My car uses a PACE intercooler with a short pipe run and a 0.63a/r 3071r turbo so response and lag are already pretty good.
All readings are taken from my PowerFC through a datalogit. Boost is controlled through the PFC. The PFC only logs every 0.1s so the chart is interpolating between readings.

In the diagram below you can see I come off the throttle at 553.5s and re-apply at 554.5 so at 1 second it is a typical gear change, I'm not trying to drag race.

Even without a DV the boost pressure still drops but without a DV it drops more slowly so that when I re-apply the throttle there is already some air remaining pressurised at 0.7bar.

I can't find a good comparable chart with a DV as at that time the my boost reading was taken from the manifold which drops to vacuum once the throttle closes. The intake system will still return to atmospheric pressure at 0bar.

I won't post it up in case it adds confusion. With my DV in place the boost reading went to 0bar earlier and faster but I can't confirm how much is due to the boost reading location and how much to the DV. Eitherway it was at 0bar when I reapplied the throttle. The response of the turbo remained the same with the DV in place so between gears it took 0.2s extra to pressurise the system from 0bar to the 0.7bar.

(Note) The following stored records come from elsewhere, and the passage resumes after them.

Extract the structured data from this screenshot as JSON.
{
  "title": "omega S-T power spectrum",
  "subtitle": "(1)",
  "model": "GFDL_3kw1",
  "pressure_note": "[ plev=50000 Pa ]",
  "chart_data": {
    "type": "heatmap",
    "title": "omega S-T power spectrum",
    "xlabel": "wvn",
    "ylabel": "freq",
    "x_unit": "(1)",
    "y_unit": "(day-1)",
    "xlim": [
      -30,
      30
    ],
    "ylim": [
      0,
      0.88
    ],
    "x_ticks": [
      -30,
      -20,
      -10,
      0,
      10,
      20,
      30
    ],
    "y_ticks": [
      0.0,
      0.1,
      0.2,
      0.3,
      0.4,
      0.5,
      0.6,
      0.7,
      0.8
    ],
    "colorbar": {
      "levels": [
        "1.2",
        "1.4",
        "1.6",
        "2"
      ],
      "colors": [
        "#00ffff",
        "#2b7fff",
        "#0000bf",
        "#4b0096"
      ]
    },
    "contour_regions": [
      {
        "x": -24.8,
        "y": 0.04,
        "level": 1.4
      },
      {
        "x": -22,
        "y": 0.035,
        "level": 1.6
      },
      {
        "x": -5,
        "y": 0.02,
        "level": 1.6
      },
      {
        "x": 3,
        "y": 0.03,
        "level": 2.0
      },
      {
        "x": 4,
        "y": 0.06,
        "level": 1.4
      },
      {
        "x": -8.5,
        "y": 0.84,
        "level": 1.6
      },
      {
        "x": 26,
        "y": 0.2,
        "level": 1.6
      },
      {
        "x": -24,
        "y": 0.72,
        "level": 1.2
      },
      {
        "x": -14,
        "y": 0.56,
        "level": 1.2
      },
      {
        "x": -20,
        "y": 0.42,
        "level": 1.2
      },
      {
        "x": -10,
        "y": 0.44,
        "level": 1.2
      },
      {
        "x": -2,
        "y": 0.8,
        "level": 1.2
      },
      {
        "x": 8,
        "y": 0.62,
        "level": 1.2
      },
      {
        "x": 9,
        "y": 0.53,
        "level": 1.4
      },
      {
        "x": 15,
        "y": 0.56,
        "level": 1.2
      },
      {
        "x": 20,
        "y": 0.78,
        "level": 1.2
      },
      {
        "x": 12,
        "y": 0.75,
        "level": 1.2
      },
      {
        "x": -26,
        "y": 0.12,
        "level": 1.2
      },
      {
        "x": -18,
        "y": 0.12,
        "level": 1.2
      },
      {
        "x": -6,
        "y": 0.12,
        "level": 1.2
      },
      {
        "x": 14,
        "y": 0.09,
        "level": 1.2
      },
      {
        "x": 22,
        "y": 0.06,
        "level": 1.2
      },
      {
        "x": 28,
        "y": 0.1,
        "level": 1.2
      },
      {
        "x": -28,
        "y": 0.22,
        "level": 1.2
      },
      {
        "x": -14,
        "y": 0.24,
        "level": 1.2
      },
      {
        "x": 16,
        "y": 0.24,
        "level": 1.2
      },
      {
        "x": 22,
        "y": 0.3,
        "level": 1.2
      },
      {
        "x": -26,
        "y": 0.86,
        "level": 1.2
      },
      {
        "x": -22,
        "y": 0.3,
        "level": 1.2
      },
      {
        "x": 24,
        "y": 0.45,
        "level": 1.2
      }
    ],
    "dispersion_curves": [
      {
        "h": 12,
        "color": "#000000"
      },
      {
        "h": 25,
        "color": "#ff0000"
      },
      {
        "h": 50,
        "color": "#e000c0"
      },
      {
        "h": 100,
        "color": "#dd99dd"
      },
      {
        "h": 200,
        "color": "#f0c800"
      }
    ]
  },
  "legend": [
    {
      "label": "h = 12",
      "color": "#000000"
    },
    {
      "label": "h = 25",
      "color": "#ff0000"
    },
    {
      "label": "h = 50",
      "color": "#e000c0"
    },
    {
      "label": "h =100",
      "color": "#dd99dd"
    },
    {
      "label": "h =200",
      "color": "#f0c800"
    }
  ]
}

My car is not very laggy so you could not feel a big improvement in turbo lag but after many times trying with and without the DV I felt that no DV was marginally better.

The second gear change on the chart I've shown to demonstarte that even with no DV there is a hysteresis to get from 0.5bar to 0.1bar but after a 2s gear change it doesn't matter if you run with or without a DV, you will start from a similar level of pressure in your intake.